An sich wäre die Sache einfach:Schon die bloße Existenz massenhafter Proteste junger, gut ausgebildeter Menschen zertrümmert eine der tragenden ideologischen Lügen der letzten Jahrzehnte, die Demografielüge („Zu wenig junge Menschen!“) ebenso wie die der neuesten Zeit („Fachkräftemangel“). Nur wer ein Verständnis vom deutschen Arbeitsmarkt wie die Einwohner von Pitcairn hat, kann angesichts Millionen arbeitsloser junger Menschen in der EU von drohendem Arbeitskräftemangel oder gar Fachkräftemangel reden.
Ähnlich hat die Finanzkrise die zweite große ideologische Erzählung unserer Zeit zerstört, die „Globalisierungslüge“, nach der die Nationalstaaten mit ihrer Politik gar nichts mehr „ausrichten könnten gegen den gewaltigen Druck globaler Märkte“. Seltsam nur, dass ausgerechnet die Banken, deren Vertreter in all diesen obskuren neoliberalen Propagandarunden des öffentlich-rechtlichen Fernsehens solchen Unsinn immer wieder von sich gegeben hatten, als es ihnen schlecht ging, genau die nationalstaatlichen Hilfen angefordert (und bekommen) haben, die doch angeblich gar nicht mehr effektiv sein konnten.
Die dritte große Lüge - sie ist gerade jetzt virulent – die Verschuldungslüge, als wesentliche Ursache der Finanzmarktspekulation, wird zur Zeit noch sorgfältig von der neoliberalen Mainstreampresse gepflegt, als würden die internationalen Finanzakteure und die Bedrohungen durch sie schlagartig verschwinden, falls es den Staaten gelänge, mal mit ihrem Geld auszukommen und die Schulden zurück zu zahlen .

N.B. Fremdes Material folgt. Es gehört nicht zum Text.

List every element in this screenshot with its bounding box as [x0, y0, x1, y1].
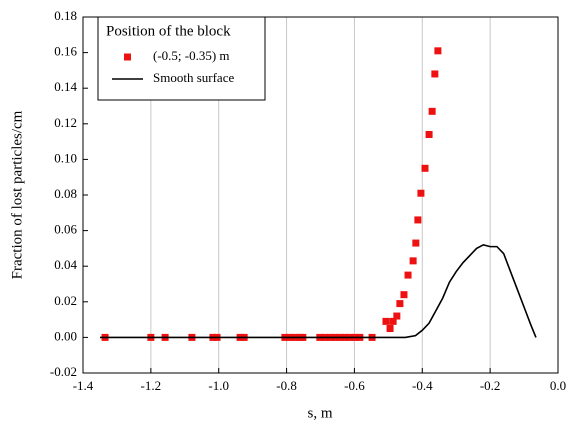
- y-tick-label: -0.02: [50, 364, 77, 379]
- x-axis-label: s, m: [307, 405, 332, 421]
- line: [99, 243, 537, 339]
- x-tick-label: -0.4: [412, 378, 433, 393]
- marker: [412, 239, 420, 247]
- marker: [400, 291, 408, 299]
- plot-frame: [82, 16, 559, 374]
- y-tick-label: 0.00: [54, 328, 77, 343]
- marker: [393, 312, 401, 320]
- y-tick-label: 0.08: [54, 186, 77, 201]
- marker: [425, 130, 433, 138]
- marker: [396, 300, 404, 308]
- marker: [428, 107, 436, 115]
- x-tick-label: -1.0: [208, 378, 229, 393]
- y-axis-label: Fraction of lost particles/cm: [9, 110, 25, 279]
- x-tick-label: 0.0: [550, 378, 566, 393]
- x-tick-label: -1.2: [141, 378, 162, 393]
- x-tick-label: -0.6: [344, 378, 365, 393]
- x-tick-label: -1.4: [73, 378, 94, 393]
- y-tick-label: 0.18: [54, 8, 77, 23]
- marker: [386, 325, 394, 332]
- y-tick-label: 0.16: [54, 44, 77, 59]
- marker: [417, 189, 425, 197]
- marker: [389, 317, 397, 325]
- marker: [421, 164, 429, 172]
- x-tick-label: -0.2: [480, 378, 501, 393]
- marker: [431, 70, 439, 78]
- y-tick-label: 0.14: [54, 79, 77, 94]
- y-tick-label: 0.10: [54, 150, 77, 165]
- marker: [414, 216, 422, 224]
- marker: [404, 271, 412, 279]
- marker: [382, 317, 390, 325]
- marker: [434, 47, 442, 55]
- marker: [409, 257, 417, 265]
- x-tick-label: -0.8: [276, 378, 297, 393]
- y-tick-label: 0.06: [54, 222, 77, 237]
- legend-title: Position of the block: [106, 23, 231, 39]
- legend-marker: [124, 53, 131, 61]
- legend-label: Smooth surface: [153, 70, 234, 85]
- y-tick-label: 0.04: [54, 257, 77, 272]
- legend-label: (-0.5; -0.35) m: [153, 48, 230, 63]
- y-tick-label: 0.12: [54, 115, 77, 130]
- y-tick-label: 0.02: [54, 293, 77, 308]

In Wirklichkeit ist die gegenwärtige Krise nicht das Resultat der Globalisierung oder des demografischen Wandels oder des hohen Verschuldungsgrades einzelner Länder sondern das Ergebnis vorsätzlich herbeigeführter politischer Entscheidungen. „Nationale Regierungen haben die Kapitalmärkte liberalisiert, die Kapitalverkehrskontrollen aufgehoben, Fusionen und Übernahmen von Unternehmen wohlwollend erlaubt, … Steuergeschenke gewährt, hochspekulative Fonds zugelassen, die Kosten von Produktionsverlagerungen anrechnungsfähig gemacht und die Veräußerungen von Beteiligungen für steuerfrei erklärt“ (Friedhelm Hengsbach, 2007). All diese Maßnahmen wurden in der neoliberalen Presse begrüßt, wohlwollend erklärt und begleitet und nicht selten als seit langem überfällig bejubelt. Hierbei hat sich gerade die Süddeutsche Zeitung am meisten aus dem Fenster gelegt.
Mit anderen Worten: Die Politik (und die Medien) haben das Monstrum „Finanzmarkt“ erst geschaffen und beklagen nun die verheerenden Auswirkungen seines zerstörerischen Wirkens im Sinne eines nicht erwartbaren Naturereignisses – die Lüge gebiert die neue Lüge.
Einer Aufarbeitung dieser jeder kritischen Analyse offen stehenden Vergangenheit wird nun – psychologisch durchaus verständlich - bewusst aus dem Wege gegangen. Denn heraus käme – intellektuelle Redlichkeit vorausgesetzt – notgedrungen das Eingeständnis, all dies ideologisch, propagandistisch mitgetragen und somit mit verursacht und sich selbst damit in hohem Maße „schuldig“ gemacht zu haben.
Dies ist der Hintergrund, warum das neoliberale Lager – unangefochten und mächtig im Mainstream unserer Medien wie eh und je - nun versucht, das von ihm selbst geschaffene Dilemma bestenfalls „ratlos“ philosophisch zu interpretieren, damit nur niemand auf die Idee kommt, dass der weise Interpret des Schlamassel in Wirklichkeit sein Urheber ist.